The long and the short of it was that even though a neurosurgeon who had worked with brain injuries on soldiers from the battlefields of Iran and Afghanistan had operated on the sheriff, Dan was still in critical condition. Since the wound had been through and through, the bullet entering and exiting his brain, back to front, with no major blood vessels hit, he surprisingly had a chance of full recovery; though, of course, the odds were against him. “He’ll be in ICU within the hour. It’s on the third floor and he’ll be monitored closely.”
“There will be a guard posted,” Pescoli said and the doctor nodded, understanding that the cops were going to take care of their own. Already there had been a parade of deputies and detectives through the doors of Northern General, and Hattie had seen several police cruisers and SUVs in the parking lot. Obviously, someone bold enough to strike Grayson at his own home on Christmas morning might not be deterred by the hospital’s security.

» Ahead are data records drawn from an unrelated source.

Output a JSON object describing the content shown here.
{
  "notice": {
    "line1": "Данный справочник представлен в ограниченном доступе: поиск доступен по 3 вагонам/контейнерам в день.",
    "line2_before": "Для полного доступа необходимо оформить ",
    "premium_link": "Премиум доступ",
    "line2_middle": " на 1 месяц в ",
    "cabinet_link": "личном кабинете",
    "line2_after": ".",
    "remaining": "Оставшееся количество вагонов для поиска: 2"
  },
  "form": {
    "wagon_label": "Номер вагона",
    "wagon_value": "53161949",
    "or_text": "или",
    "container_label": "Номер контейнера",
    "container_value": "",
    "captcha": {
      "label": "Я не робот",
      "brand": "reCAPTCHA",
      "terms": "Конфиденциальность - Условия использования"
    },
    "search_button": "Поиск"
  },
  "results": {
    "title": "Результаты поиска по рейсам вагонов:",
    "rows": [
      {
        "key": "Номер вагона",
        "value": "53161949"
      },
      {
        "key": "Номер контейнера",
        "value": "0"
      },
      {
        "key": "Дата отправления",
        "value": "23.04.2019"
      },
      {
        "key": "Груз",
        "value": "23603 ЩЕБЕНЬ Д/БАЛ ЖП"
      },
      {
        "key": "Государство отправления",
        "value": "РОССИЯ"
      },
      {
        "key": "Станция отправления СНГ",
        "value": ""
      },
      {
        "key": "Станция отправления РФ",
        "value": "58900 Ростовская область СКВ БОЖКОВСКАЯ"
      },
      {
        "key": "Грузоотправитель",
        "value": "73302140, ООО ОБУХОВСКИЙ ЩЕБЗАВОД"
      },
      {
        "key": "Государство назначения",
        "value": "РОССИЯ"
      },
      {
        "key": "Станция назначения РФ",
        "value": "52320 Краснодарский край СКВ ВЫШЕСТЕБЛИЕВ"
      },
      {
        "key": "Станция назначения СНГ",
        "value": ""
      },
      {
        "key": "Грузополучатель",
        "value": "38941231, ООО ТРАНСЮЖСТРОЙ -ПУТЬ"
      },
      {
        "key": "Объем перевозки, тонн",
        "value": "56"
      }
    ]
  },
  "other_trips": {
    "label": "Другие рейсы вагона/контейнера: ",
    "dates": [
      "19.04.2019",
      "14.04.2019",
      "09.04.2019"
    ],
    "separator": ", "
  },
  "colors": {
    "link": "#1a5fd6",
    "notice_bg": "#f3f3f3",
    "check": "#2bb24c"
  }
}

“He’s a fighter,” Zed said when Kapule, his cell phone ringing, had left them alone in the waiting area. Others, including the woman who’d been knitting and the older man thumbing through magazines, had left, replaced by a Hispanic family of four and a nervous middle-aged woman with her daughter, but they, too, had just departed from the hospital. Because Grayson’s surgery had been so involved and lengthy, their group had remained, and though Detective Pescoli had sometimes left the area, she’d always returned within the hour, sometimes moving away from them to talk quietly on her cell phone.
“I need some air,” Cade said, stalking away.
Zed’s bushy eyebrows shot up and Hattie had a short, sharp memory of Cade and her in an argument that had ended with him throwing up his hands and telling her he needed some air. It was inside his pickup one night after a high-school football game. She remembered the way he’d slammed the door and the breadth of his shoulders and leanness of his hips as he’d strode away from the stadium lights, leaving her to either wait for him or slam out of the vehicle as well. She’d chosen the latter, done with his anger over her relationship with Dan, which had been more a benign high-school romance than the hot affair Cade had accused her of. Still, it hadn’t been his place to question her, but now, her throat felt hot at the memory; so many things had come and gone between them since.
“Mebbe you need something like this,” Zed said as Cade retrieved his jacket and hat. He reached into the back pocket of his jeans, as Cade turned around, dug out a can of Copenhagen, and tossed it at his brother, who caught it in his free hand.
“No, thanks.” Cade tossed the tin back. “I could use a drink.” He sent one blistering look Hattie’s direction, then headed toward the elevators. To Zed, he said, “I’ll check with J.D., make sure the herd is okay, and I’ll be back. Meet you at ICU.”
Detective Pescoli let out her breath in the wake of Cade’s departure. “Why don’t we all go down to the cafeteria for a while, until they get the sheriff moved and you can tell me about Dan, who you think might want to harm him.” She held up a hand as if she expected an argument. “I know we’ve been over this up here, but by now you’ve had some time to think about it. Maybe something’s bubbled to the surface of your memory.”
“Okay,” Hattie said, and at the mention of the cafeteria her stomach rumbled a bit, though she couldn’t really imagine eating anything. “Dan’s always been private. Holds things close to the vest.”
Zed was already walking toward the elevators. He was the one Grayson brother Hattie hadn’t dated, and he’d never much liked her, probably because she’d made a fool of herself first over Dan, then Cade, and lastly Bart, whom she’d eventually married. She’d been accused of “settling” and of being so enamored of the Grayson rumored wealth that she would have married any of the brothers, or worse yet, that she’d married Bart because her pride had been wounded when Dan had ended up with her half sister.